7. O recorrente sustenta a inutilidade superveniente da lide, no que toca à “aplicação de medidas tutelares, porque não explora o estabelecimento em causa nesta acção desde 1 de Março de 2021, tendo denunciado o contrato de arrendamento por carta dirigida à filha do 1.º réu, dado que aquele havia falecido”. Alega “que não se encontra no estabelecimento” desde final desse mesmo mês de Março de 2021.

Para sustentar esta posição juntou cópias de uma carta dirigida a OO, a denunciar o contrato de arrendamento” relativo ao imóvel sito em Rua Dr. ..., na vila de ... (…)”, do assento de óbito de BB e do assento de nascimento de OO.
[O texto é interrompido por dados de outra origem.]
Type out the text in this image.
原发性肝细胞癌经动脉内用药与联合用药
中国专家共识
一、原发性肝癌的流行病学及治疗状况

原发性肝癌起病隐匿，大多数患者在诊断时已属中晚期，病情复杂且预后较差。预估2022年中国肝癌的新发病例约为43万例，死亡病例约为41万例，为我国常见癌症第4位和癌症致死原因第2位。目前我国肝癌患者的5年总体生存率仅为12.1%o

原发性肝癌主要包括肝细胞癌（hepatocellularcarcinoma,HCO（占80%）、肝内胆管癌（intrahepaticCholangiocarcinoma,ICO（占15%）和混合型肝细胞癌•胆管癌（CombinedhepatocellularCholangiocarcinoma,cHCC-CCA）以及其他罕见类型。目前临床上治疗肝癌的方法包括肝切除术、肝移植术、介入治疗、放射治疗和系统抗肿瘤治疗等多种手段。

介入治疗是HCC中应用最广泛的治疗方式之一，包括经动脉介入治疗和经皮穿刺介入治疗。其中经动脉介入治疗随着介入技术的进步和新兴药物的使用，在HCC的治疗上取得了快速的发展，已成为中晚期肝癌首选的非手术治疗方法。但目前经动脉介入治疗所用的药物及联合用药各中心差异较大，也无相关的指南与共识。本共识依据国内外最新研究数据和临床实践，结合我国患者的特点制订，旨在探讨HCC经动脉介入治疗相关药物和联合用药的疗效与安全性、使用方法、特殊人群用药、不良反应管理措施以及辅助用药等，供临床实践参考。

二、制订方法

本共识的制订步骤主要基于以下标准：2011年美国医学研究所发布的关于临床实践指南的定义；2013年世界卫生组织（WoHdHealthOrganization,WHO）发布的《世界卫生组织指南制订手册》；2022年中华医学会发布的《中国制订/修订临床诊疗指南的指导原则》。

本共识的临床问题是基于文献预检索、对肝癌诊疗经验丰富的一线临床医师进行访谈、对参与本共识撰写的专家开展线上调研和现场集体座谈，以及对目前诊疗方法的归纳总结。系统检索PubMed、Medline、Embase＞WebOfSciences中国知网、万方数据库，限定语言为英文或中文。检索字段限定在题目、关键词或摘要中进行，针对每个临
Supondo que esta junção e a alegação dos factos de que denunciou o contrato de arrendamento e de que se não encontra no estabelecimento desde o mês de Março de 2021 seriam admissíveis, e que os factos se pudessem considerar provados, o seu efeito traduzir-se-ia na absolvição do recorrente quanto à sua condenação na insonorização do interior do estabelecimento e na correspondente sanção pecuniária compulsória, na retirada da esplanada a partir das 22h, todos os dias e no encerramento do estabelecimento às 22h00 de domingo a quinta-feira e 24h00 à sexta-feira, sábado e vésperas de feriado, todos os meses do ano, e na correspondente sanção pecuniária compulsória, e não na impossibilidade superveniente da lide, como pretende o recorrente.
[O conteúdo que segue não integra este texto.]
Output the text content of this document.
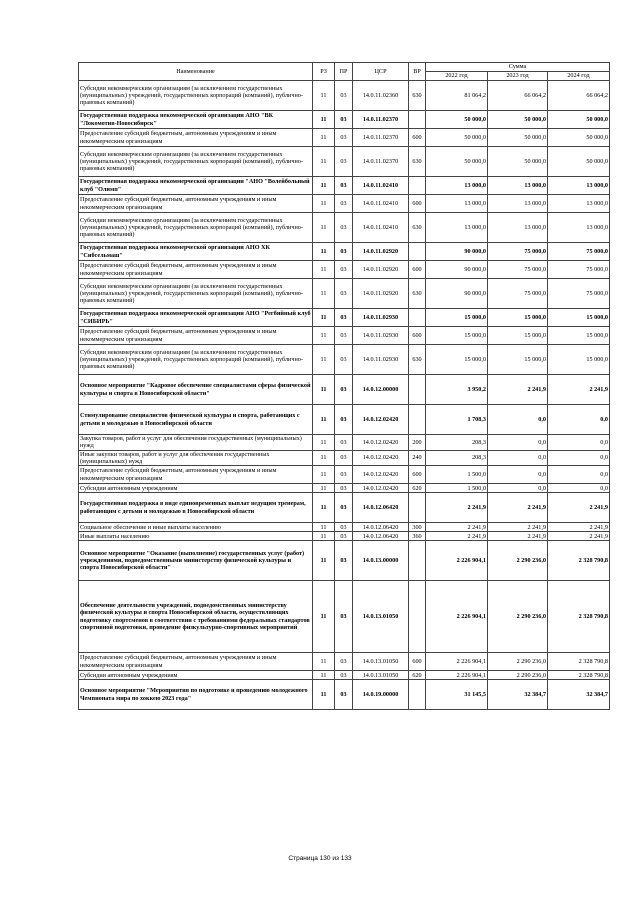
Наименование	РЗ	ПР	ЦСР	ВР	Сумма		
					2022 год	2023 год	2024 год
Субсидии некоммерческим организациям (за исключением государственных (муниципальных) учреждений, государственных корпораций (компаний), публично-правовых компаний)	11	03	14.0.11.02360	630	81 064,2	66 064,2	66 064,2
Государственная поддержка некоммерческой организации АНО "ВК "Локомотив-Новосибирск"	11	03	14.0.11.02370		50 000,0	50 000,0	50 000,0
Предоставление субсидий бюджетным, автономным учреждениям и иным некоммерческим организациям	11	03	14.0.11.02370	600	50 000,0	50 000,0	50 000,0
Субсидии некоммерческим организациям (за исключением государственных (муниципальных) учреждений, государственных корпораций (компаний), публично-правовых компаний)	11	03	14.0.11.02370	630	50 000,0	50 000,0	50 000,0
Государственная поддержка некоммерческой организации "АНО "Волейбольный клуб "Олимп"	11	03	14.0.11.02410		13 000,0	13 000,0	13 000,0
Предоставление субсидий бюджетным, автономным учреждениям и иным некоммерческим организациям	11	03	14.0.11.02410	600	13 000,0	13 000,0	13 000,0
Субсидии некоммерческим организациям (за исключением государственных (муниципальных) учреждений, государственных корпораций (компаний), публично-правовых компаний)	11	03	14.0.11.02410	630	13 000,0	13 000,0	13 000,0
Государственная поддержка некоммерческой организации АНО ХК "Сибсельмаш"	11	03	14.0.11.02920		90 000,0	75 000,0	75 000,0
Предоставление субсидий бюджетным, автономным учреждениям и иным некоммерческим организациям	11	03	14.0.11.02920	600	90 000,0	75 000,0	75 000,0
Субсидии некоммерческим организациям (за исключением государственных (муниципальных) учреждений, государственных корпораций (компаний), публично-правовых компаний)	11	03	14.0.11.02920	630	90 000,0	75 000,0	75 000,0
Государственная поддержка некоммерческой организации АНО "Регбийный клуб "СИБИРЬ"	11	03	14.0.11.02930		15 000,0	15 000,0	15 000,0
Предоставление субсидий бюджетным, автономным учреждениям и иным некоммерческим организациям	11	03	14.0.11.02930	600	15 000,0	15 000,0	15 000,0
Субсидии некоммерческим организациям (за исключением государственных (муниципальных) учреждений, государственных корпораций (компаний), публично-правовых компаний)	11	03	14.0.11.02930	630	15 000,0	15 000,0	15 000,0
Основное мероприятие "Кадровое обеспечение специалистами сферы физической культуры и спорта в Новосибирской области"	11	03	14.0.12.00000		3 950,2	2 241,9	2 241,9
Стимулирование специалистов физической культуры и спорта, работающих с детьми и молодежью в Новосибирской области	11	03	14.0.12.02420		1 708,3	0,0	0,0
Закупка товаров, работ и услуг для обеспечения государственных (муниципальных) нужд	11	03	14.0.12.02420	200	208,3	0,0	0,0
Иные закупки товаров, работ и услуг для обеспечения государственных (муниципальных) нужд	11	03	14.0.12.02420	240	208,3	0,0	0,0
Предоставление субсидий бюджетным, автономным учреждениям и иным некоммерческим организациям	11	03	14.0.12.02420	600	1 500,0	0,0	0,0
Субсидии автономным учреждениям	11	03	14.0.12.02420	620	1 500,0	0,0	0,0
Государственная поддержка в виде единовременных выплат ведущим тренерам, работающим с детьми и молодежью в Новосибирской области	11	03	14.0.12.06420		2 241,9	2 241,9	2 241,9
Социальное обеспечение и иные выплаты населению	11	03	14.0.12.06420	300	2 241,9	2 241,9	2 241,9
Иные выплаты населению	11	03	14.0.12.06420	360	2 241,9	2 241,9	2 241,9
Основное мероприятие "Оказание (выполнение) государственных услуг (работ) учреждениями, подведомственными министерству физической культуры и спорта Новосибирской области"	11	03	14.0.13.00000		2 226 904,1	2 290 236,0	2 328 790,8
Обеспечение деятельности учреждений, подведомственных министерству физической культуры и спорта Новосибирской области, осуществляющих подготовку спортсменов в соответствии с требованиями федеральных стандартов спортивной подготовки, проведение физкультурно-спортивных мероприятий	11	03	14.0.13.01050		2 226 904,1	2 290 236,0	2 328 790,8
Предоставление субсидий бюджетным, автономным учреждениям и иным некоммерческим организациям	11	03	14.0.13.01050	600	2 226 904,1	2 290 236,0	2 328 790,8
Субсидии автономным учреждениям	11	03	14.0.13.01050	620	2 226 904,1	2 290 236,0	2 328 790,8
Основное мероприятие "Мероприятия по подготовке и проведению молодежного Чемпионата мира по хоккею 2023 года"	11	03	14.0.19.00000		31 145,5	32 384,7	32 384,7
Страница 130 из 133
Com efeito, a sua condenação nestas medidas de tutela da personalidade da autora tem como pressuposto necessário a sua qualidade de arrendatário dos espaços onde funciona o estabelecimento, na licença para funcionamento da esplanada e na exploração do referido estabelecimento, como resulta da sentença e, em particular quanto à insonorização, do acórdão recorrido: ”Não se trata de uma imposição ao proprietário do prédio poluente, mas antes de uma providência adequada à tutela de um direito da personalidade violado pela pessoa (…) que explora o estabelecimento comercial”.

Como esclarecem Lebre de Freitas e Isabel Alexandre (Código de Processo Civil Anotado, vol 1.º, 4.ª ed., Coimbra, 2018, pág. 561, “A impossibilidade ou inutilidade superveniente da lide dá-se quando, por facto ocorrido na pendência da instância, a pretensão do autor não se pode manter, por virtude do desaparecimento dos sujeitos ou do objecto do processo, ou encontra satisfação fora do esquema da providência pretendida”. E não se confunde com “a ocorrência superveniente de uma excepção” (pág. 562), como seria o caso.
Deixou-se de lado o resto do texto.